Although some of his choices were considered idiosyncratic, Gotlieb, through flattery and charm, amassed a collection comprising the work of some 2,000 individuals in the fields of literature, criticism, journalism, drama, music, film, civil rights, diplomacy, and national affairs.
“He was far ahead of the curve in understanding the importance of the popular culture. In this he was prophetic,” Halberstam says. “When he first asked me for my papers, I had just returned from Vietnam, and I thought he was kidding. Now some 41 years and 19 books later, I realize that he sensed something in me that I had not realized about myself.”
As a result of Gotlieb’s talents, Boston University’s Department of Special Collections has become recognized as one of the foremost archival repositories in the United States, with Gotlieb sometimes referred to as the father of modern archiving. On its 40th anniversary in October 2003, Special Collections was renamed the Howard Gotlieb Archival Research Center.
Born on October 24, 1926, in Bangor, Maine, Howard Bernard Gotlieb discovered archival work as a member of the U.S. Army Signal Corps in post-war Germany.
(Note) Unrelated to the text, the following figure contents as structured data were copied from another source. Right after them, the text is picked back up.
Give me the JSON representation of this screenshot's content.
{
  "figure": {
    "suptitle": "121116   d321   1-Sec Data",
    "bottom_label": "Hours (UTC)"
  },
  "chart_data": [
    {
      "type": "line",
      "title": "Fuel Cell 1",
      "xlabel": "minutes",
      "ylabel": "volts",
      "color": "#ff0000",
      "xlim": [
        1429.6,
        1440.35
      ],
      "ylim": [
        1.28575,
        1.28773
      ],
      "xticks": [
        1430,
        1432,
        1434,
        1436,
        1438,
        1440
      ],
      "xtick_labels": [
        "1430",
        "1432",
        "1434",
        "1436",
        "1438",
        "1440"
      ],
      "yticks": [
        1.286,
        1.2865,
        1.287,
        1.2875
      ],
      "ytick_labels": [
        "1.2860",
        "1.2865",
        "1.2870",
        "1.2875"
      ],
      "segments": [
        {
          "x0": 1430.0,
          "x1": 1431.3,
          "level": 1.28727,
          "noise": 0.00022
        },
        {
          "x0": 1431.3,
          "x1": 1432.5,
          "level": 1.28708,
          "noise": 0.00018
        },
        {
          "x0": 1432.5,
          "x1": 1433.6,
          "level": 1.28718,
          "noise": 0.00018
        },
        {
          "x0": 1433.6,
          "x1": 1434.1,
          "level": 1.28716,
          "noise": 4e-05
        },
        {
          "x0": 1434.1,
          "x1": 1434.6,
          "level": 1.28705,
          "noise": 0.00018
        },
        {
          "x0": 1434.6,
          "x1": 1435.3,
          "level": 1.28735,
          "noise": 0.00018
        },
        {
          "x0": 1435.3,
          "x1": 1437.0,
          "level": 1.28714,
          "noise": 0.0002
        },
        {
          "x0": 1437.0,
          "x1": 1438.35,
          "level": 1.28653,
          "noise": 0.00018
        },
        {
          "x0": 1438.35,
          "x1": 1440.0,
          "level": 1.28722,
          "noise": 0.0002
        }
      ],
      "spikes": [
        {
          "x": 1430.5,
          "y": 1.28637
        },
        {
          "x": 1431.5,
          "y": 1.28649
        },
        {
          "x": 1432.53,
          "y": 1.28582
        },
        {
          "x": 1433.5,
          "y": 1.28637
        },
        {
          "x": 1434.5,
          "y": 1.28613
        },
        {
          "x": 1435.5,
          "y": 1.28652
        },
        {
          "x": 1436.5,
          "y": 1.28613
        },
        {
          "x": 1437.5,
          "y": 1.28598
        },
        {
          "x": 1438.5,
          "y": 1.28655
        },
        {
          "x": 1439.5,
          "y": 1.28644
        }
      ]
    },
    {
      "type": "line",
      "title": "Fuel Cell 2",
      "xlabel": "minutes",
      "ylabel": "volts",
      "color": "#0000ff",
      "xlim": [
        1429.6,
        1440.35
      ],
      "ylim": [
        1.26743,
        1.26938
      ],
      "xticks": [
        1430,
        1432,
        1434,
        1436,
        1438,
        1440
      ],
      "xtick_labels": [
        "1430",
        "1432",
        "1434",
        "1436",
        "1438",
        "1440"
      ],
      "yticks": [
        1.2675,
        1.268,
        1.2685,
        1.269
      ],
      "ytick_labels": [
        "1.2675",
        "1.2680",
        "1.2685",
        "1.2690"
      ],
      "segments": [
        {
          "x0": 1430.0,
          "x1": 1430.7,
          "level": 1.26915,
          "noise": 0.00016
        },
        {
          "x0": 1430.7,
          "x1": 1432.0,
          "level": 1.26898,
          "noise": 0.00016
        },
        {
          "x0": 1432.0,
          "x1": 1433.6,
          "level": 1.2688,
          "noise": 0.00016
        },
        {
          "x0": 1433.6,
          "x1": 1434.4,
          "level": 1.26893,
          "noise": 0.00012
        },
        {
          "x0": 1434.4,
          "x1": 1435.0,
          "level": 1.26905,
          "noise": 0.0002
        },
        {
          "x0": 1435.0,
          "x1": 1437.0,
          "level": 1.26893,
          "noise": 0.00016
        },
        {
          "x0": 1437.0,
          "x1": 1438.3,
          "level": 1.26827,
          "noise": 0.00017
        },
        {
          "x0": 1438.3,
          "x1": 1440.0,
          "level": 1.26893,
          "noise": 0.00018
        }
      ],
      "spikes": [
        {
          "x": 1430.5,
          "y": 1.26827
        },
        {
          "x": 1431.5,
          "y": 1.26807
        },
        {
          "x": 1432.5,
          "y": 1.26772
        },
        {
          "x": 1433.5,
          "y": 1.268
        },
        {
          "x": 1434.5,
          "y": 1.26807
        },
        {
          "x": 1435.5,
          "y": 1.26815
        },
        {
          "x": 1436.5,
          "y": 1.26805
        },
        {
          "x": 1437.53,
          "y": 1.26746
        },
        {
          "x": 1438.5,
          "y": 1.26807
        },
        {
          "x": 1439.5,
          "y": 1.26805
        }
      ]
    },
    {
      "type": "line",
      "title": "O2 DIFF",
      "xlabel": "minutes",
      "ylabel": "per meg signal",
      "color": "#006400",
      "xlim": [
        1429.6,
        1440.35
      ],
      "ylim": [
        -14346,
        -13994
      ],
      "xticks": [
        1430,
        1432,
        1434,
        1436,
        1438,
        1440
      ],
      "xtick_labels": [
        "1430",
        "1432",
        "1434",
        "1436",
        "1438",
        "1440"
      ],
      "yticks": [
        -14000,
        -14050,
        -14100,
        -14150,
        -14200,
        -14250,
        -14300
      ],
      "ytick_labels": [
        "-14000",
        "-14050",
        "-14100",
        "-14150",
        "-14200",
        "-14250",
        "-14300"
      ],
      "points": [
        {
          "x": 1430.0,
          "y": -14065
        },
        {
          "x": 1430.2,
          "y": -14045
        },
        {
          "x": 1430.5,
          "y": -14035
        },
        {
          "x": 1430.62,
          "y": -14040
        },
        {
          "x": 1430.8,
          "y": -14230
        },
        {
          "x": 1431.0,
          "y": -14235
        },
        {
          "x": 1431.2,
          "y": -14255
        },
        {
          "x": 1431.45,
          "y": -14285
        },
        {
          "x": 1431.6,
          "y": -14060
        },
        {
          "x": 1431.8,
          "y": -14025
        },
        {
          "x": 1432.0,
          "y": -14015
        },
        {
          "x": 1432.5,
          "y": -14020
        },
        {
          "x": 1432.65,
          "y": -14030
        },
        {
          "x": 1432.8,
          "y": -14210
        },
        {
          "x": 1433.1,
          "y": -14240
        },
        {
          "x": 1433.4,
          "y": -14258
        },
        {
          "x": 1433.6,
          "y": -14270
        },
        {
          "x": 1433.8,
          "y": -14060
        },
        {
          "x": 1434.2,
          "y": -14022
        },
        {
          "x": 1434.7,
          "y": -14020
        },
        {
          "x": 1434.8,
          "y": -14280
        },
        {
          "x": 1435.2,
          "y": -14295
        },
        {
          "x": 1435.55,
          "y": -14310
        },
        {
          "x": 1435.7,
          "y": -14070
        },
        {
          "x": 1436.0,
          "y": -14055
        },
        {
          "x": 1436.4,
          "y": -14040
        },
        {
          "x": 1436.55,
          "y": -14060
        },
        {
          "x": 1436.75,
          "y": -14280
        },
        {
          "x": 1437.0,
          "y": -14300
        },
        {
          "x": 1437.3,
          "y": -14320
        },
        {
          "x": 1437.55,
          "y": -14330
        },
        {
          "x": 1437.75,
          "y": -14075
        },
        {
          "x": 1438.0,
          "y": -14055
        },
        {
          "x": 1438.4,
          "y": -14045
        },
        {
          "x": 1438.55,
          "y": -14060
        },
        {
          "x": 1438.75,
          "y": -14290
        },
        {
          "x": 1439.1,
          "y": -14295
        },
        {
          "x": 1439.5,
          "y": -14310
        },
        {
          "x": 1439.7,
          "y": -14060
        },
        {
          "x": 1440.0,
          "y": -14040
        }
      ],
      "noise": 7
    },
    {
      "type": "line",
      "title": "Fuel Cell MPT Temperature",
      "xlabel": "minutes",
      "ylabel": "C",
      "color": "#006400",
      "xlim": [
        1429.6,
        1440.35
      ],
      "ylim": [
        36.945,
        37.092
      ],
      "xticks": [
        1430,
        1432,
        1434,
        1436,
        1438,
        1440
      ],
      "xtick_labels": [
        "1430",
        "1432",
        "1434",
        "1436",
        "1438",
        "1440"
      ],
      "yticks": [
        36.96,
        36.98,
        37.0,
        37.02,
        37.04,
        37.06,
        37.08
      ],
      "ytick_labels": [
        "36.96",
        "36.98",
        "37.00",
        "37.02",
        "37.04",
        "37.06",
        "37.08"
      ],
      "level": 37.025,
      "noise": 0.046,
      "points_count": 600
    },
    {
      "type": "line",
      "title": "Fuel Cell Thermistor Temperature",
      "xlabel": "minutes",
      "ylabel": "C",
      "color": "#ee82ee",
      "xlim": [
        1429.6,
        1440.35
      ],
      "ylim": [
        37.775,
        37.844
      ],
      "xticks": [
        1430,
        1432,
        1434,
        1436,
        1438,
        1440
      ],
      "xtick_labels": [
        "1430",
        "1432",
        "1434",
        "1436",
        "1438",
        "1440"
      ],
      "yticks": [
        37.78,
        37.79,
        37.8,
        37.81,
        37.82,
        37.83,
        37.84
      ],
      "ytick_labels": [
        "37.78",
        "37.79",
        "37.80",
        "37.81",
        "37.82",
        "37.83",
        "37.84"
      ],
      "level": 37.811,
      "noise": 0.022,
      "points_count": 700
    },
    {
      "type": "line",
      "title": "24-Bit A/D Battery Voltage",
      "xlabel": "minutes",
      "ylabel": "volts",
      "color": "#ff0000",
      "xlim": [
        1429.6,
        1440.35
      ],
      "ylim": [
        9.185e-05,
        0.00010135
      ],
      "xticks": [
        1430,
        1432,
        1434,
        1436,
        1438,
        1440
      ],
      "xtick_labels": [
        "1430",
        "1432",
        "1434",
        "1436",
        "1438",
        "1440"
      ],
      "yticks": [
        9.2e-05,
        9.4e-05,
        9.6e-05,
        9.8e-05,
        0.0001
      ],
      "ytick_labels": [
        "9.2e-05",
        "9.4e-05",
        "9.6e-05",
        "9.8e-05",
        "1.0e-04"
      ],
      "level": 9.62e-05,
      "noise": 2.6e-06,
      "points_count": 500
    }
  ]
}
He was assigned to gather and collate the papers of various Nazi governmental entities. He earned a bachelor’s degree in history from George Washington University and a master’s from Columbia University. He later did postgraduate work at Georgetown University and the London School of Economics before receiving his doctorate in international relations from Great Britain’s Oxford University.
After a stint as a foreign correspondent for a small press agency in Europe, Gotlieb returned to the United States and joined the staff of Yale University as a teaching associate in history and as a curator of historical manuscripts and university archivist, a position he held for seven years. Recruited by Boston University in 1963, he undertook the creation of what was described by Library Journal as “an archive that was not only useful today but that in 100 years would allow researchers to write definitively about the 20th century.”
“I consider Dr. Gotlieb a national treasure,” says news anchor Dan Rather, whose work is archived at the Gotlieb Center. “He was a first-rate scholar, a premium expert in his field, and a friend of mine for more than 40 years. His passing will be deeply mourned by not just myself, but by hundreds of others.”
A sampling of the notable figures whose papers are housed in the Howard Gotlieb Archival Research Center includes: Nobel Prize winners Martin Luther King, Jr. (GRS’55, Hon.’59) and Elie Wiesel (Hon.’74); Isaac Asimov, Fred Astaire, Senator Edward W. Brooke III, Bette Davis, Douglas Fairbanks, Jr., Oriana Fallaci, Frances Fitzgerald, Joan Fontaine, Martha Gellhorn, Sue Grafton, David Halberstam, Angela Lansbury, Dame Alicia Markova, John Marquand, W. Somerset Maugham, John W. McCormack, a former Speaker of the House, Dan Rather, and Richard Yates.
“I loved dealing with him. Howard Gotlieb was subtle and joyous, a very special citizen of Boston, and he will be missed,” Halberstam says. Angela Lansbury, another who considered Gotlieb a friend, says, “Howard’s generosity of spirit and enthusiastic pursuit of excellence in his life’s work leaves an irrevocable marker in the lives of all of us who knew and loved him.”
Flags on the University campus were lowered to half-mast Friday in Gotlieb’s honor. A memorial service will be held at Boston University’s Marsh Chapel on January 6, 2006. Gotlieb left no immediate family members.